I think the second question informs the first. Without some form of resource allocation, a tragedy of the commons ensues and no one gets to use the spectrum. So, what we need to find is the set of rules that get us the most efficient and most valued uses.
Tim says that my “preferred scheme of exclusive licenses for the entire spectrum doesn’t fit the bill because it puts a thumb on the scale in favor of large, capital-intensive firms that can win multi-billion dollar auctions.” First, I don’t see why this should be the case. The reason why spectrum auctions today fetch billions of dollars in revenue is that the vast majority of the radio spectrum is either in civilian government or military hands, or in private hands but not tradable and limited by law to specific uses. Only a small sliver of it has been auctioned as flexible-use licensed spectrum. In a world of privatized radio frequencies, the auction price of spectrum would fall relative to what we see today.
But putting that aside, how are capital-intensive uses necessarily inconsistent with the most efficient utilization of spectrum? Tim seems to be suggesting that even if people highly value “small-scale, short-range applications like WiFi,” there is no way that a market could provision these. I don’t see why that should be the case. Tim pooh-poohs the notion that a firm (maybe a consortium like the Wi-Fi Alliance?) or a non-profit spectrum conservancy as I have been suggesting could adequately provide the use. He says that such a scheme would be relegated to second-class citizen status, but he doesn’t explain why.
Tim says that what’s needed is a policy that accommodates both long-distance high-powered uses like broadband or wireless backhaul, and short-range low-power commons-type uses like Wi-Fi and Bluetooth. The sort of property- and market-based policy I have in mind is exactly that.
Tim also says that a “decision that all spectrum will be exclusively licensed is a government choice whose consequences can’t be fully corrected by subsequent market transactions.” First, what are these problematic consequences that will need correction?
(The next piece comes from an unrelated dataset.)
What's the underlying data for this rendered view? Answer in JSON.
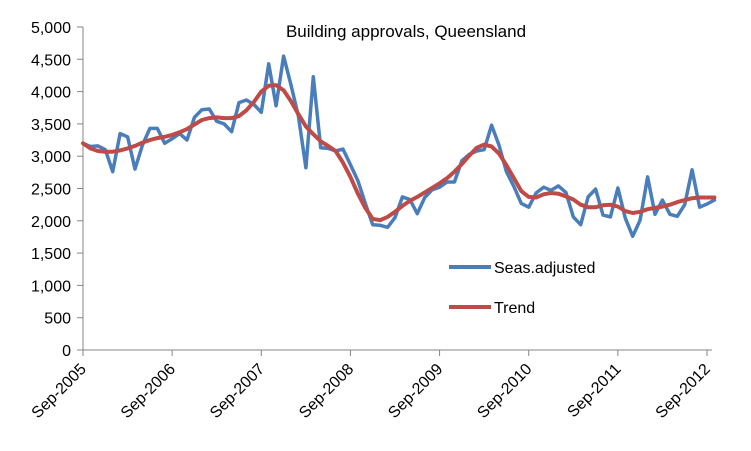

Second, if correcting them means that government needs to have control over some of the spectrum, it always has the power of eminent domain. In a spectrum market setting, we would have a much better sense of the true opportunity cost of placing spectrum under government management. Because it would have to pay just compensation for what it takes, the government would have to internalize the true costs of its decisions. And of course government can avoid using a takings. I can imagine a big-bang spectrum auction where the government is one of the bidders for some of the spectrum—again, fully internalizing the true cost of the spectrum.
Finally, I hope it’s clear why I’m so skeptical of government’s ability to manage a spectrum efficiently. It’s for all the reasons Tim masterfully lays out when he talks about bottom-up solutions generally being superior to top-down ones. Government planners do not have the information or incentives to set the most efficient rules. Worse, it’s likely that the rule-setting process is corruptible so that one possible set of rules is favored over another for political reasons. And talk about correcting unintended consequences. I’m pretty sure Tim will agree markets tend to be more speedy than bureaucracies.